Allerdings ist Joseph Maria Bonnemain alles andere als progressiv. Das zeigt sich schon daran, dass er dem ultrakonservativen Orden Opus Dei angehört.
Zudem wird Joseph Maria Bonnemain im Sommer 73 Jahre alt. Mit 75 Jahren sollte ein Bischof gemäss Kirchenrecht zurücktreten. Der neue Bischof ist also definitiv eine Übergangslösung.
Muss Grichting gehen?
Dennoch kann er in der kurzen Amtszeit etwas bewirken. So kann er die Generalvikare, sozusagen seine Stellvertreter im Bistum, austauschen.
Bereits gibt es Gerüchte, dass Martin Grichting, starker Mann der Traditionalisten im Bistum Chur, gehen muss.
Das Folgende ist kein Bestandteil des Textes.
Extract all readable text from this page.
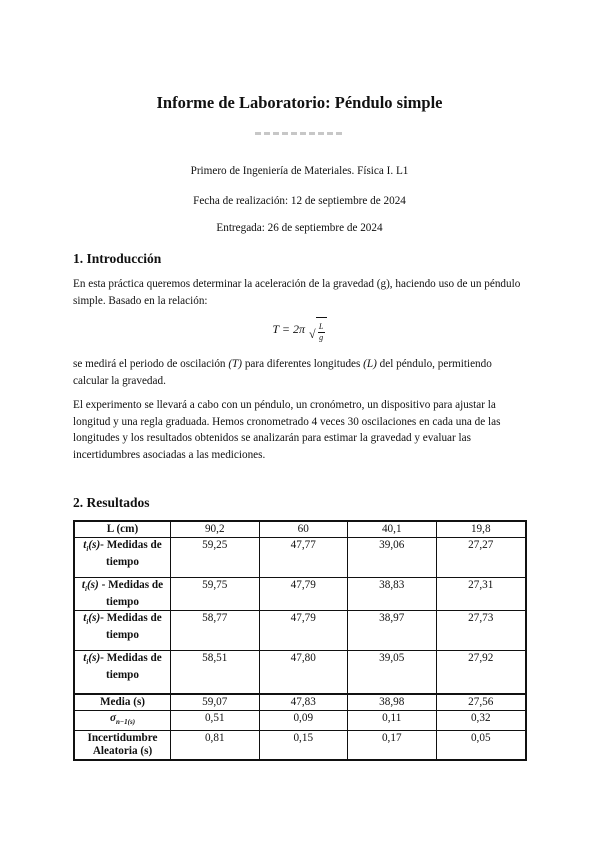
Informe de Laboratorio: Péndulo simple
Primero de Ingeniería de Materiales. Física I. L1
Fecha de realización: 12 de septiembre de 2024
Entregada: 26 de septiembre de 2024
1. Introducción
En esta práctica queremos determinar la aceleración de la gravedad (g), haciendo uso de un péndulo simple. Basado en la relación:
T = 2π √ $\frac{L}{g}$
se medirá el periodo de oscilación (T) para diferentes longitudes (L) del péndulo, permitiendo calcular la gravedad.
El experimento se llevará a cabo con un péndulo, un cronómetro, un dispositivo para ajustar la longitud y una regla graduada. Hemos cronometrado 4 veces 30 oscilaciones en cada una de las longitudes y los resultados obtenidos se analizarán para estimar la gravedad y evaluar las incertidumbres asociadas a las mediciones.
2. Resultados
L (cm)	90,2	60	40,1	19,8
$t_i(s)-$ Medidas de tiempo	59,25	47,77	39,06	27,27
$t_i(s)$ - Medidas de tiempo	59,75	47,79	38,83	27,31
$t_i(s)-$ Medidas de tiempo	58,77	47,79	38,97	27,73
$t_i(s)-$ Medidas de tiempo	58,51	47,80	39,05	27,92
Media (s)	59,07	47,83	38,98	27,56
$\sigma_{n-1(s)}$	0,51	0,09	0,11	0,32
Incertidumbre Aleatoria (s)	0,81	0,15	0,17	0,05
Erstaunlich wäre dies nicht, hatte Martin Grichting doch im November dafür gesorgt, dass die Wahl des neuen Bischofs im Churer Domkapitel abgebrochen wird und dabei indirekt auch den neuen Bischof angegriffen, der damals als Kandidat zur Wahl stand. Denkbar, dass dies eine Zusammenarbeit nun verunmöglich.
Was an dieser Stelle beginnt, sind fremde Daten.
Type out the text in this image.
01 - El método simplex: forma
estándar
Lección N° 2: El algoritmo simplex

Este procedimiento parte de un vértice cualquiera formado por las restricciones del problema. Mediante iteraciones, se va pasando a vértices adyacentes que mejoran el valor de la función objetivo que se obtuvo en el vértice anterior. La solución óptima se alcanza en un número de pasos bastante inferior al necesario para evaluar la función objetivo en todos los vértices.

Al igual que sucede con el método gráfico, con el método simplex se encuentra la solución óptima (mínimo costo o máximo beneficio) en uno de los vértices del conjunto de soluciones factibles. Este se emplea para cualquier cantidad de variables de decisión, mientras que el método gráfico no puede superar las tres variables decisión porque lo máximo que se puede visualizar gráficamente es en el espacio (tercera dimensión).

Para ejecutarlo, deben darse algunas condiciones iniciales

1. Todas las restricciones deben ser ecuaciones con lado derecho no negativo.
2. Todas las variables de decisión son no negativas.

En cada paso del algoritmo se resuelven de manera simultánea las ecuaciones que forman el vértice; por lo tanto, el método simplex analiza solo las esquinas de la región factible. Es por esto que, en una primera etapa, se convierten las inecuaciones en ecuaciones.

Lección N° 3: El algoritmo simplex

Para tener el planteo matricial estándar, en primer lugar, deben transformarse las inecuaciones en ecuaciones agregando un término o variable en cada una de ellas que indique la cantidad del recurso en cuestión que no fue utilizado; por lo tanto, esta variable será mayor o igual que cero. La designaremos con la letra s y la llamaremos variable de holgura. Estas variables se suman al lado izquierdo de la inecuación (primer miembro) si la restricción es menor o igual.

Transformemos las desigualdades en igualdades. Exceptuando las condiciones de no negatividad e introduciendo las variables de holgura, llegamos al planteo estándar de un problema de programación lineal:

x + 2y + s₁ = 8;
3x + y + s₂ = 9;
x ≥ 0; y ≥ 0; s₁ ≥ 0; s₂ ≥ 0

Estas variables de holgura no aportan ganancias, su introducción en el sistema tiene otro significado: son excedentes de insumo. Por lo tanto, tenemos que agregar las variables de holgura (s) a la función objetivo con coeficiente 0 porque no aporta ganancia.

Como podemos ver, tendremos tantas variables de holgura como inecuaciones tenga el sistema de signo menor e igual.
Schritt Richtung Versöhnung
Zudem ist nicht zu unterschätzen, wie sehr es im Konflikt im Bistum Chur auf den Ton ankommt. Franziska Driessen-Reding, Synodalratspräsidentin der römisch-katholischen Zürcher Landeskirche, sagt, sie habe sich einen Brückenbauer gewünscht. Und ihn erhalten.
Die Bereitschaft zum Dialog ist im zerrütteten Bistum also wichtiger als die theologische Ausrichtung. Und hier ist mit dem neuen Bischof ein Schritt in Richtung Versöhnung getan.